Livres - BD Un opus qui demande souffle et persévérance qui a reçu le prestigieux prix Goncourt ce mardi.

Il faut prévenir le lecteur : lire ces quasi 400 grandes pages demande du souffle et de la persévérance. Tant l’écrivain nous entraîne dans un torrent d’érudition, un tsunami de faits historiques et géographiques. On y perd facilement pied, on se fatigue, et pourtant on reste accroché. Et ceux qui ont surmonté cette difficulté sont comme les randonneurs en montagne largement récompensés en découvrant alors, aux sommets, des paysages fulgurants et des échappées superbes.
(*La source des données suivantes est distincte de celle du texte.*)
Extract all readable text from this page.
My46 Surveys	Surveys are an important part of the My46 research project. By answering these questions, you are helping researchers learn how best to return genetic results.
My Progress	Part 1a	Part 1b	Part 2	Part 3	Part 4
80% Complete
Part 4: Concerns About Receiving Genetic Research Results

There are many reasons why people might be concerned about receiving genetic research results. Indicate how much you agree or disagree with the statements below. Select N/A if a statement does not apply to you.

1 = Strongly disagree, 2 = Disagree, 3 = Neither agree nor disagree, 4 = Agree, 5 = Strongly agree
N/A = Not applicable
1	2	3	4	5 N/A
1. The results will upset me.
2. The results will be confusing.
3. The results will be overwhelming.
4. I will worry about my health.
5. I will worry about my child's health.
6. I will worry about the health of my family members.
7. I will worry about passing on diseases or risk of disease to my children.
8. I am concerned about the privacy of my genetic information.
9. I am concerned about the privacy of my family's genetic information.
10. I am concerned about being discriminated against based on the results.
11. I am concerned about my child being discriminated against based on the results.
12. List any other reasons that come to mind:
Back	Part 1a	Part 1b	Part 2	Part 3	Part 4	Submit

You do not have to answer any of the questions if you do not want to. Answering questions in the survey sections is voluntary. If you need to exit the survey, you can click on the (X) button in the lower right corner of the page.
Il faut mériter "Boussole" mais on reste pantois devant tant de connaissances. Ce n’est pas Wikipedia, c’est une vraie science au service d’une belle et grande écriture classique.

Tout le livre est une longue méditation, une nuit d’insomnie, dans une chambre de Vienne, de Franz Ritter, musicologue amoureux de l’Orient, adepte occasionnel des fumées d’opium. Il est au terme de sa vie et il rêve à l’Orient et à Sarah, cette femme aventurière, historienne passionnée par le Moyen Orient, dont il a raté l’amour. Une nuit à la belle étoile à Palmyre, ils auraient pu s’avouer cette fatale attraction. Il n’en a rien été et Sarah restera le mirage sensuel de cette rêverie.

On se balade d’Iran en Turquie, d’Alep à Palmyre, de Damas à Istanbul avec des archéologues et des anthropologues. Les siècles aussi se bousculent.

Tout est prétexte à une longue ballade hypnotique, fourmillant de détails sur cet Orient qui fascina des générations d’Européens. Ils allaient chercher dans ce Moyen Orient rêvé, l’exotisme et la beauté un peu décadente.

On y évoque Rimbaud, Annemarie Scharzenbach, Fernando Pessoa, Edward Saïd ou Balzac. Frank se demande si ce que Sarah cherchait dans sa quête scientifique et voyageuse n’était pas de "vaincre la bile noire par le voyage d’abord, puis par le savoir, et par la mystique ensuite".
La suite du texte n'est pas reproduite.